Last updated on February 2018

Impact of Clinical Care Pathway on Prognosis and Therapeutic Medical Care of Infective Endocarditis


Brief description of study

Infective endocarditis (IE) is defined as a bacterial infection of the endocardium (inner surface of the heart), which may include one or more heart valves. Epidemiologic pattern has changed during the last 20 years whereas the incidence was unchanged. However, the mortality increase despite recent diagnosis and therapeutic advances.

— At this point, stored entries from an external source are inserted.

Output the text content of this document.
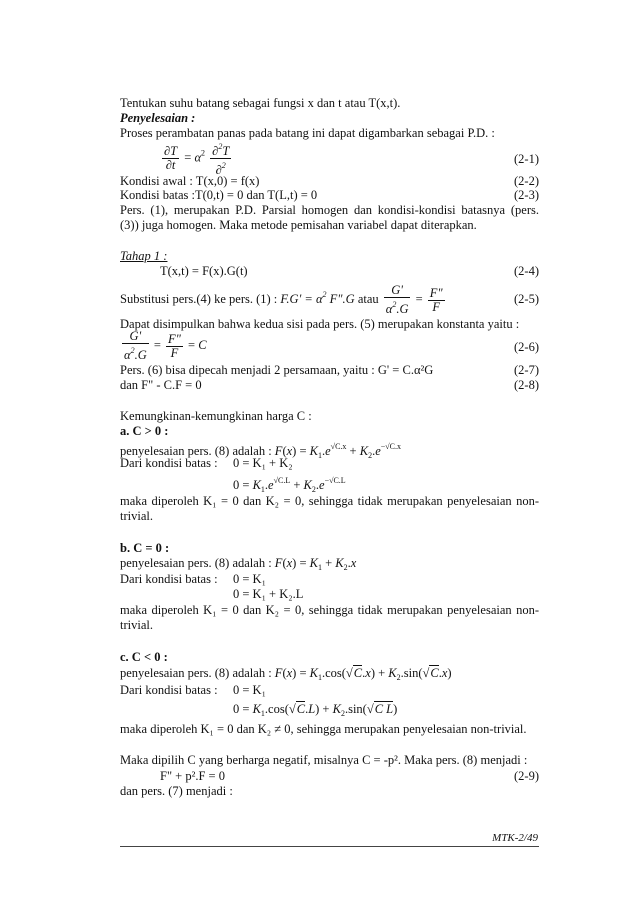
Tentukan suhu batang sebagai fungsi x dan t atau T(x,t).
Penyelesaian :
Proses perambatan panas pada batang ini dapat digambarkan sebagai P.D. :
$\frac{\partial T}{\partial t} = \alpha^2 \frac{\partial^2T}{\partial^2}$	(2-1)
Kondisi awal : T(x,0) = f(x)	(2-2)
Kondisi batas :T(0,t) = 0 dan T(L,t) = 0	(2-3)
Pers. (1), merupakan P.D. Parsial homogen dan kondisi-kondisi batasnya (pers.
(3)) juga homogen. Maka metode pemisahan variabel dapat diterapkan.
Tahap 1 :
T(x,t) = F(x).G(t)	(2-4)
Substitusi pers.(4) ke pers. (1) : $F.G' = \alpha^2$ F".G atau $\frac{G'}{\alpha^2.G} = \frac{F"}{F}$	(2-5)
Dapat disimpulkan bahwa kedua sisi pada pers. (5) merupakan konstanta yaitu :
$\frac{G'}{\alpha^2.G} = \frac{F"}{F} = C$	(2-6)
Pers. (6) bisa dipecah menjadi 2 persamaan, yaitu : G' = C.α²G	(2-7)
dan F" - C.F = 0	(2-8)
Kemungkinan-kemungkinan harga C :
a. C > 0 :
penyelesaian pers. (8) adalah : $F(x) = K_1.e^{√C.x} + K_2.e^{-√C.x}$
Dari kondisi batas : 0 = K₁ + K₂
$0 = K_1.e^{√C.L} + K_2.e^{-√C.L}$
maka diperoleh K₁ = 0 dan K₂ = 0, sehingga tidak merupakan penyelesaian non-
trivial.
b. C = 0 :
penyelesaian pers. (8) adalah : $F(x) = K_1 + K_2.x$
Dari kondisi batas : 0 = K₁
0 = K₁ + K₂.L
maka diperoleh K₁ = 0 dan K₂ = 0, sehingga tidak merupakan penyelesaian non-
trivial.
c. C < 0 :
penyelesaian pers. (8) adalah : $F(x) = K_1.\cos(√C.x) + K_2.\sin(√C.x)$
Dari kondisi batas : 0 = K₁
$0 = K_1.\cos(√C.L) + K_2.\sin(√C$ L)
maka diperoleh K₁ = 0 dan K₂ ≠ 0, sehingga merupakan penyelesaian non-trivial.
Maka dipilih C yang berharga negatif, misalnya C = -p². Maka pers. (8) menjadi :
F" + p².F = 0	(2-9)
dan pers. (7) menjadi :
MTK-2/49
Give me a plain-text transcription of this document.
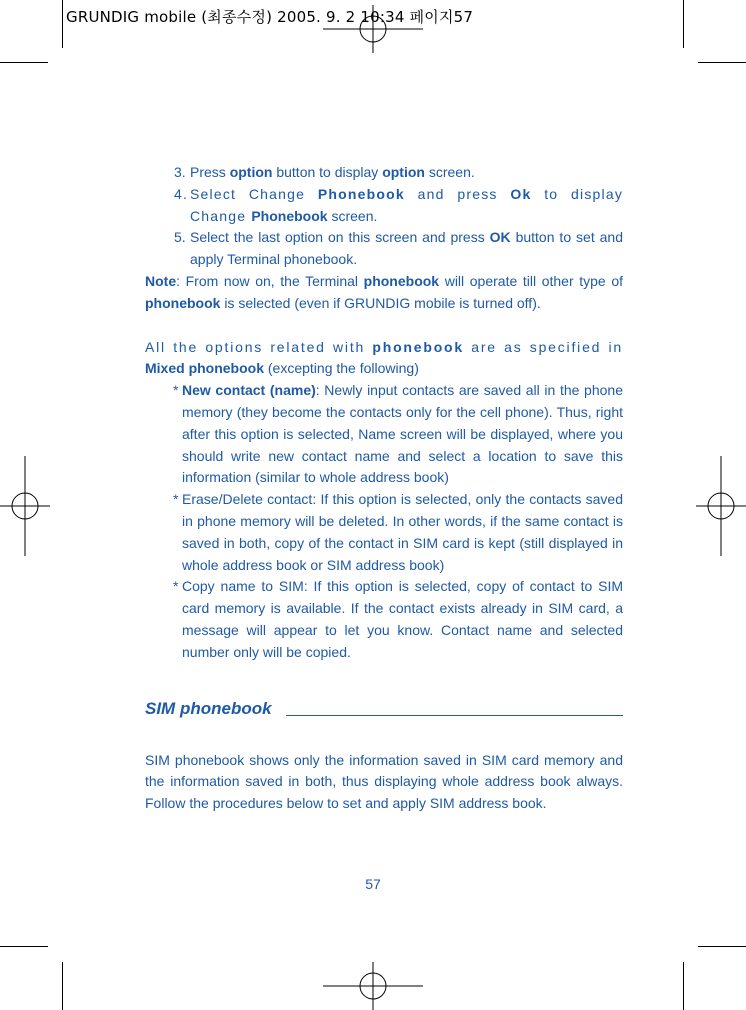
GRUNDIG mobile (최종수정) 2005. 9. 2 10:34 페이지57

3. Press option button to display option screen.

4. Select Change Phonebook and press Ok to display Change Phonebook screen.

5. Select the last option on this screen and press OK button to set and apply Terminal phonebook.

Note: From now on, the Terminal phonebook will operate till other type of phonebook is selected (even if GRUNDIG mobile is turned off).

All the options related with phonebook are as specified in Mixed phonebook (excepting the following)

* New contact (name): Newly input contacts are saved all in the phone memory (they become the contacts only for the cell phone). Thus, right after this option is selected, Name screen will be displayed, where you should write new contact name and select a location to save this information (similar to whole address book)

* Erase/Delete contact: If this option is selected, only the contacts saved in phone memory will be deleted. In other words, if the same contact is saved in both, copy of the contact in SIM card is kept (still displayed in whole address book or SIM address book)

* Copy name to SIM: If this option is selected, copy of contact to SIM card memory is available. If the contact exists already in SIM card, a message will appear to let you know. Contact name and selected number only will be copied.

SIM phonebook

SIM phonebook shows only the information saved in SIM card memory and the information saved in both, thus displaying whole address book always. Follow the procedures below to set and apply SIM address book.

57
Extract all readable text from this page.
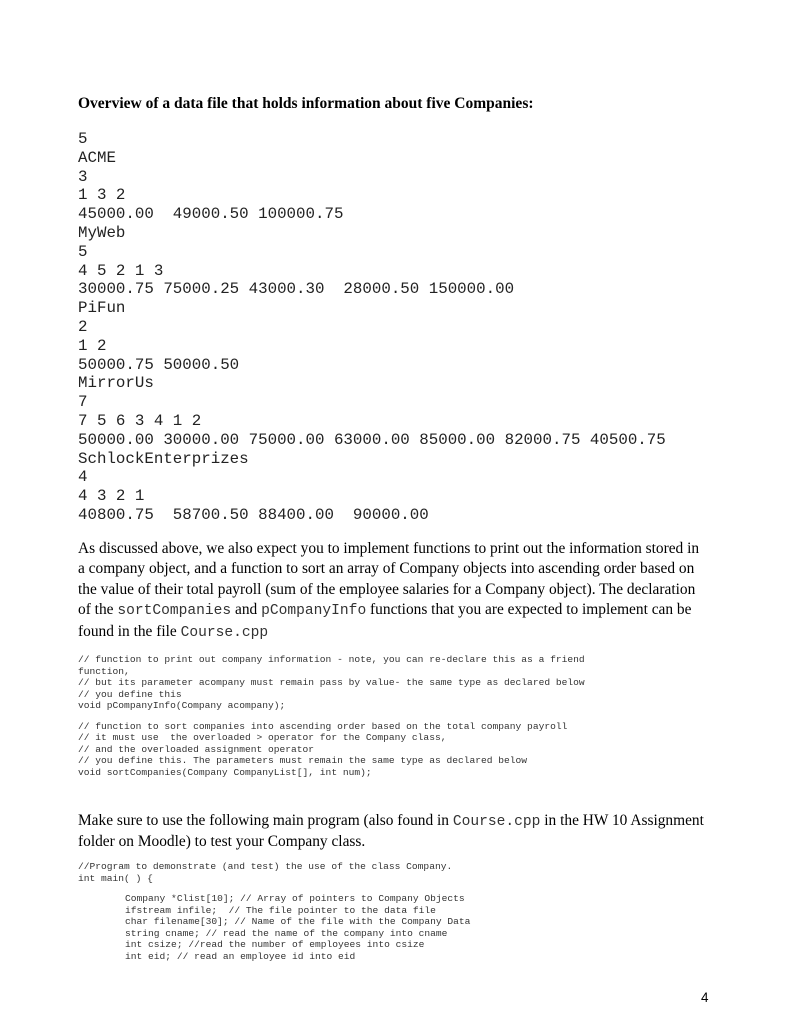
Overview of a data file that holds information about five Companies:
5
ACME
3
1 3 2
45000.00  49000.50 100000.75
MyWeb
5
4 5 2 1 3
30000.75 75000.25 43000.30  28000.50 150000.00
PiFun
2
1 2
50000.75 50000.50
MirrorUs
7
7 5 6 3 4 1 2
50000.00 30000.00 75000.00 63000.00 85000.00 82000.75 40500.75
SchlockEnterprizes
4
4 3 2 1
40800.75  58700.50 88400.00  90000.00
As discussed above, we also expect you to implement functions to print out the information stored in a company object, and a function to sort an array of Company objects into ascending order based on the value of their total payroll (sum of the employee salaries for a Company object). The declaration of the sortCompanies and pCompanyInfo functions that you are expected to implement can be found in the file Course.cpp
// function to print out company information - note, you can re-declare this as a friend
function,
// but its parameter acompany must remain pass by value- the same type as declared below
// you define this
void pCompanyInfo(Company acompany);
// function to sort companies into ascending order based on the total company payroll
// it must use  the overloaded > operator for the Company class,
// and the overloaded assignment operator
// you define this. The parameters must remain the same type as declared below
void sortCompanies(Company CompanyList[], int num);
Make sure to use the following main program (also found in Course.cpp in the HW 10 Assignment folder on Moodle) to test your Company class.
//Program to demonstrate (and test) the use of the class Company.
int main( ) {
Company *Clist[10]; // Array of pointers to Company Objects
ifstream infile;  // The file pointer to the data file
char filename[30]; // Name of the file with the Company Data
string cname; // read the name of the company into cname
int csize; //read the number of employees into csize
int eid; // read an employee id into eid
4
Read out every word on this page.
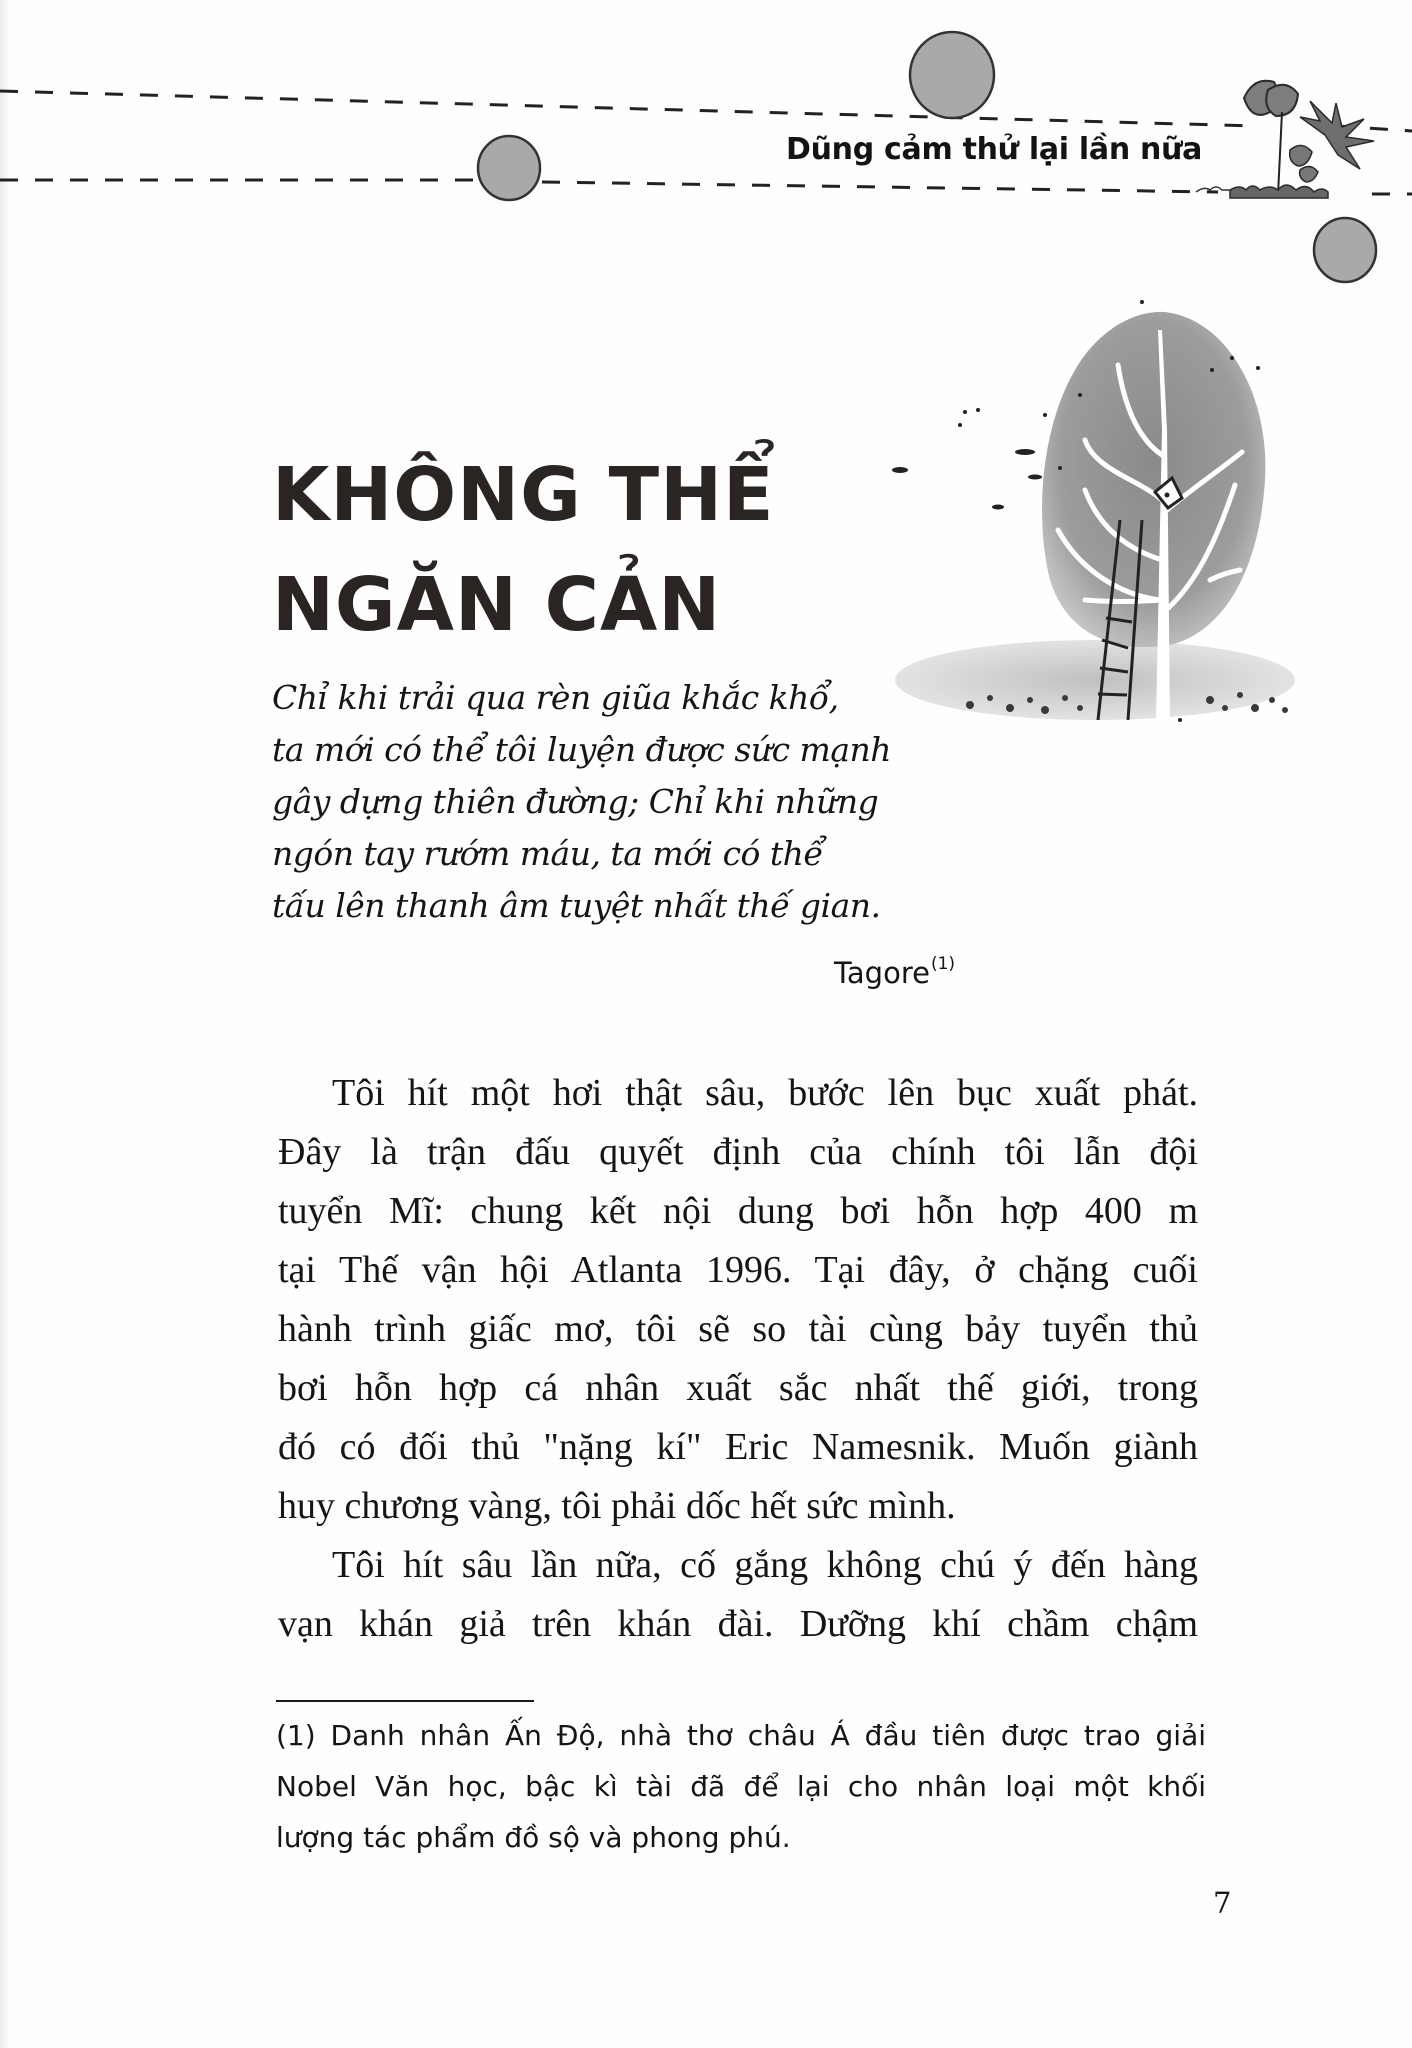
Dũng cảm thử lại lần nữa
KHÔNG THỂ
NGĂN CẢN
Chỉ khi trải qua rèn giũa khắc khổ,
ta mới có thể tôi luyện được sức mạnh
gây dựng thiên đường; Chỉ khi những
ngón tay rướm máu, ta mới có thể
tấu lên thanh âm tuyệt nhất thế gian.
Tagore$^{(1)}$

Tôi hít một hơi thật sâu, bước lên bục xuất phát.
Đây là trận đấu quyết định của chính tôi lẫn đội
tuyển Mĩ: chung kết nội dung bơi hỗn hợp 400 m
tại Thế vận hội Atlanta 1996. Tại đây, ở chặng cuối
hành trình giấc mơ, tôi sẽ so tài cùng bảy tuyển thủ
bơi hỗn hợp cá nhân xuất sắc nhất thế giới, trong
đó có đối thủ "nặng kí" Eric Namesnik. Muốn giành
huy chương vàng, tôi phải dốc hết sức mình.

Tôi hít sâu lần nữa, cố gắng không chú ý đến hàng
vạn khán giả trên khán đài. Dưỡng khí chầm chậm

(1) Danh nhân Ấn Độ, nhà thơ châu Á đầu tiên được trao giải
Nobel Văn học, bậc kì tài đã để lại cho nhân loại một khối
lượng tác phẩm đồ sộ và phong phú.
7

Only few investigations consider the prognostic and the therapeutic medical care according to the clinical care pathway. In fact, 3 situations are observed: (i) patient for whom diagnosis and medical care are realized in a referent center with cardiac surgery, (ii) patients secondary addressed to a referent center with cardiac surgery, (iii) patients for which the totality medical care are performed in non-referent health center. In addition, epidemiologic studies concern only a part of IE, not including most of the time the patients hospitalized in non-referent center.

The aim of the study was to determine the prognosis of threated patients according to the clinical care pathway. Secondary objectives was (i) to evaluate the application of European recommendations concerning trans-oesophageal echocardiogram (TOE), antibiotic treatment and surgical practice, (ii) to compare the epidemiologic profile according to the type of center.

For this, 300 patients addressed in the 22 French participating centers for a possible or certain IE according to Duke Criteria were prospectively included during 3 years.

Patient data (clinical, demographical, biological, microbiological, echocardiographic and evolutive data) were collected at the admission, during hospitalization, at discharge and one-year follow up.